The absence of a political figurehead or nine meant that the film maker was left to field, rather than chair, the questions and opinions that subsequently emerged. He did so exceedingly well, to ensure a legacy of positivity from a disheartening diversion.
Opinions and options
One by one feelings flowed and topics tumbled: “For over 40 years a lot of town organisations sat on their hands and let things happen; we have to be embarrassed as a town now,” said one man. “The local train station was a wasted opportunity, “voiced another. “A tourist driving from Moll Goggin’s where you can now no longer see the bay, past the closed hotels and derelict sites, to the Clock Gate, would ask themselves, ‘What the hell happened here?!,” interjected Michael.
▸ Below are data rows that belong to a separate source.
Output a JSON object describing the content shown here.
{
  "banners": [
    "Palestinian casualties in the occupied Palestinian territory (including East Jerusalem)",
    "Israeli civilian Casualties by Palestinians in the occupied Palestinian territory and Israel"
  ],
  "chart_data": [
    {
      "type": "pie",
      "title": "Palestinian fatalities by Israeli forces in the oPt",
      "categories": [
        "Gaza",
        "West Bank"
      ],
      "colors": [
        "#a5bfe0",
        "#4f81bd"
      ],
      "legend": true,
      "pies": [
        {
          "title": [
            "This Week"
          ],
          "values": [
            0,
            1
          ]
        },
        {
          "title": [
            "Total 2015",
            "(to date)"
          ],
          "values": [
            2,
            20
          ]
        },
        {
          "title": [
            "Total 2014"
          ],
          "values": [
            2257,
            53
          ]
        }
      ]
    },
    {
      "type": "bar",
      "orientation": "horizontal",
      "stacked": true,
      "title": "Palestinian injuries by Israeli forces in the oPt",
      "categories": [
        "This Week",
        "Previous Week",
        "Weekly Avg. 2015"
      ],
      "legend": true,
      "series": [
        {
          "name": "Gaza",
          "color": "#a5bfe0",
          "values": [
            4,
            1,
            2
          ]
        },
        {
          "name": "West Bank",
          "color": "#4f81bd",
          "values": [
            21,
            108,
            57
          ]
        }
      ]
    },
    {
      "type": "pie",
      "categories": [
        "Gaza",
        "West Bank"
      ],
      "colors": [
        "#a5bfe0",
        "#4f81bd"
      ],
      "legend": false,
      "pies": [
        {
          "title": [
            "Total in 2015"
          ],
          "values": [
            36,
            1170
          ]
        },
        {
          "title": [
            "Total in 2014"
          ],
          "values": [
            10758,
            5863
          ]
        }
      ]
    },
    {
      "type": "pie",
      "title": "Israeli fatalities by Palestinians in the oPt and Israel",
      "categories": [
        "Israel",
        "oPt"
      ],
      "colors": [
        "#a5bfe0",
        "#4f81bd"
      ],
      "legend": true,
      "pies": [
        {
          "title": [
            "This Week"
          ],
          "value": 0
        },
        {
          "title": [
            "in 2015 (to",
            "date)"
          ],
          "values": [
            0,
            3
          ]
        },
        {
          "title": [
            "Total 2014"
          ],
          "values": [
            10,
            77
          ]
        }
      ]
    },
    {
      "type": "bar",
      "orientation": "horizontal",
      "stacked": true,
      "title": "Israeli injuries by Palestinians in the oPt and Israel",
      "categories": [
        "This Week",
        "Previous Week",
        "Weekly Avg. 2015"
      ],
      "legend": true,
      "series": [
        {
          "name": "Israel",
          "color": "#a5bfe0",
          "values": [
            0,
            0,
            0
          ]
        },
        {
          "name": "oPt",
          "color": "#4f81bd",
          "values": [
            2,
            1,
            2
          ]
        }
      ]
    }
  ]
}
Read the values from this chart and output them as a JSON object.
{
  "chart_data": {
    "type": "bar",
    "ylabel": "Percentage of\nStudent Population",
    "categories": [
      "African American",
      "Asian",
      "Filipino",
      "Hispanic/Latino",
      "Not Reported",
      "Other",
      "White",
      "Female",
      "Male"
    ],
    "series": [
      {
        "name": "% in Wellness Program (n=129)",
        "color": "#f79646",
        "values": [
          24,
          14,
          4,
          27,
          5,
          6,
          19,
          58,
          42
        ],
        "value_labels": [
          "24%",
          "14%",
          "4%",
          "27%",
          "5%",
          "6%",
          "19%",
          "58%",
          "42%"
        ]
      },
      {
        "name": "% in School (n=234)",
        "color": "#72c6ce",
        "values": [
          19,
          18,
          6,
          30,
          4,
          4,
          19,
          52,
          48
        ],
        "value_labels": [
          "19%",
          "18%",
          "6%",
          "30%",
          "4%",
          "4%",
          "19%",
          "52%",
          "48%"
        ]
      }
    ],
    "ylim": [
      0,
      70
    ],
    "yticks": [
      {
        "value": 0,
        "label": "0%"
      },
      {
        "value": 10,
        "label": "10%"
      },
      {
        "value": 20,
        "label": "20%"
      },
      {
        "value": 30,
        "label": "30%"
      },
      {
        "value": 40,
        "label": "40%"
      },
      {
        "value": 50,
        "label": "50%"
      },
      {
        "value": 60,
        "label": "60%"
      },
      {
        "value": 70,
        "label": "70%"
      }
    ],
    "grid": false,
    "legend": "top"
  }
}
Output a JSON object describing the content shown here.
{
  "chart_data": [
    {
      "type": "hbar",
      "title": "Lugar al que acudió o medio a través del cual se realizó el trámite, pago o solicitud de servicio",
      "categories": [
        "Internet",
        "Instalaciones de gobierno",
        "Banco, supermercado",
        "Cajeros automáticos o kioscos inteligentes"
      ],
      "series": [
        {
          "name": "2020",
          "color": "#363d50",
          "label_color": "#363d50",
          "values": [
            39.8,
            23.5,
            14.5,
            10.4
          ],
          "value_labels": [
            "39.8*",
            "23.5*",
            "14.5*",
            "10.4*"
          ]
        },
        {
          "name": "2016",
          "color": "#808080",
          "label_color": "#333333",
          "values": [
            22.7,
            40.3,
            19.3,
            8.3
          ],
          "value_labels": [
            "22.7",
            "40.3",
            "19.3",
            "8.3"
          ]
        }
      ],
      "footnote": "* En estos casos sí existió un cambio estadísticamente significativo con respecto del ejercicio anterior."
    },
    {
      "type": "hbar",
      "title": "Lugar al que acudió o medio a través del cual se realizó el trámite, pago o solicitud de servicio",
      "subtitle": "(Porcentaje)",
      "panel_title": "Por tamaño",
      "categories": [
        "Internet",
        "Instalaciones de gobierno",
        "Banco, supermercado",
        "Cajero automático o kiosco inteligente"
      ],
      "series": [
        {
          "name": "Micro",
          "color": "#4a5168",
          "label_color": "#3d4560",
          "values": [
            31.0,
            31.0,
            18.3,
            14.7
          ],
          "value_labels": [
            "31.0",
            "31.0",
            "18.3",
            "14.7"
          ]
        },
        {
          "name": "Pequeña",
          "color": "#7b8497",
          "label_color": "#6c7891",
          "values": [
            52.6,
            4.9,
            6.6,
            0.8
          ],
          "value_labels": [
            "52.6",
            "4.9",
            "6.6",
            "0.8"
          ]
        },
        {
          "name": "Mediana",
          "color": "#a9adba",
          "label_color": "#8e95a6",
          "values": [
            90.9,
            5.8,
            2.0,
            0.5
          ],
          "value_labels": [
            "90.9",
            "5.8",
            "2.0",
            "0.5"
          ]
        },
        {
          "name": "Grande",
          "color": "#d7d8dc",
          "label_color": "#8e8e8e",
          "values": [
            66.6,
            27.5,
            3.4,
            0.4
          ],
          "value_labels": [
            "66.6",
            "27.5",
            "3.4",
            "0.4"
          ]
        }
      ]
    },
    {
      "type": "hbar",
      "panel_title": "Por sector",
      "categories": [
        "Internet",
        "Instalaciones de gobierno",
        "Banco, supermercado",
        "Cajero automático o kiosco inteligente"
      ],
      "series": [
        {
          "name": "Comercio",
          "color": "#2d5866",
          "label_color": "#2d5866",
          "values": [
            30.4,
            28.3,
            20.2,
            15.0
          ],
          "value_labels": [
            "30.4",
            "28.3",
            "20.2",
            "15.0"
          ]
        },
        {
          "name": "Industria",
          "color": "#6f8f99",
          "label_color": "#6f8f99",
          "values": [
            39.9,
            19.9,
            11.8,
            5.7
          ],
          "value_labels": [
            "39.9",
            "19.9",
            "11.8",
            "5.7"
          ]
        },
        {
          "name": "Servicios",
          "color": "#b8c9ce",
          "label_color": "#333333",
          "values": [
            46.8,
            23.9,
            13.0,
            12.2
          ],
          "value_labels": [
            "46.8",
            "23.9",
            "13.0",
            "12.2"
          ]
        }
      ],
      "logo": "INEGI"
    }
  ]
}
One man spoke of “crap political stuff” after his willingness to clear rubbish voluntarily from Claycastle car park elicited a warning from Cork County Council not to get involved. Another mentioned tourists yearning year on year to access the ever-evasive interior of the Clock Gate. As heritage raised its head, it was deemed that the annual Youghal Celebrates History recurrence was an “elitist” event; not that this was bad but just that it did not preoccupy locals very much. “History is not being sold here,” said Michael Twomey.
The Youghal entrance sign at the bypass on the Cork side was ridiculed as being unlit and even party to a dangerous piece of road. Dungarvan’s “American style billboards” proclaiming the arrival at its territory was hailed as exemplary. No toilets at Youghal beach? “A joke,” condemned Michael, recounted recently seeing a very elderly man trying in vain to persuade a locked front strand door to allow him in. An elderly speaker told of his plans to build a small hotel, a nine-hole golf course and chalets at the Rifle Range, only for Youghal Town Council of the 1970’s to him successfully. He was still angry. Why, asked yet another voice, reasonably, were Allen’s Quay and Carlton Wharf allowed to rise without the proposed marina and swimming pool respectively, first installed?
The film had indeed focused minds and the past was forming a warning for the future. “Get involved in community activities for a start,” urged a man determined to establish a community garden project. “We need a sea-change by way of a lot more community co-operation,” insisted Michael Farrell. Free car parking was crucial too, he felt as he criticised a current project to diminish on-street car spaces in favour of bicycle bays. As for politics….”Don’t always vote for Mr or Ms. Popularity (person or party), he urged, “They may not have two brain cells to rub together.”
The viewing concluded with a jaundiced regard for politics. “A town is its people,” intoned Michael Twomey, again to wide agreement. To that end, if the town wants something done whether to follow dream, development or destiny, “we would best do it ourselves,” was the conclusive opinion. How that resolve can be nurtured and generated may hold the key to Youghal’s survival and prosperity -or otherwise. The power of film can only do so much.
* While there are many requests for copies of the film to be made available, the makers say they cannot commit to distributing it wholesale until they have first investigated the option of having it transmitted thought television. “It was never intended as a commercial venture in any case,” says Michael. Meantime a second screening may be on the agenda early in new year.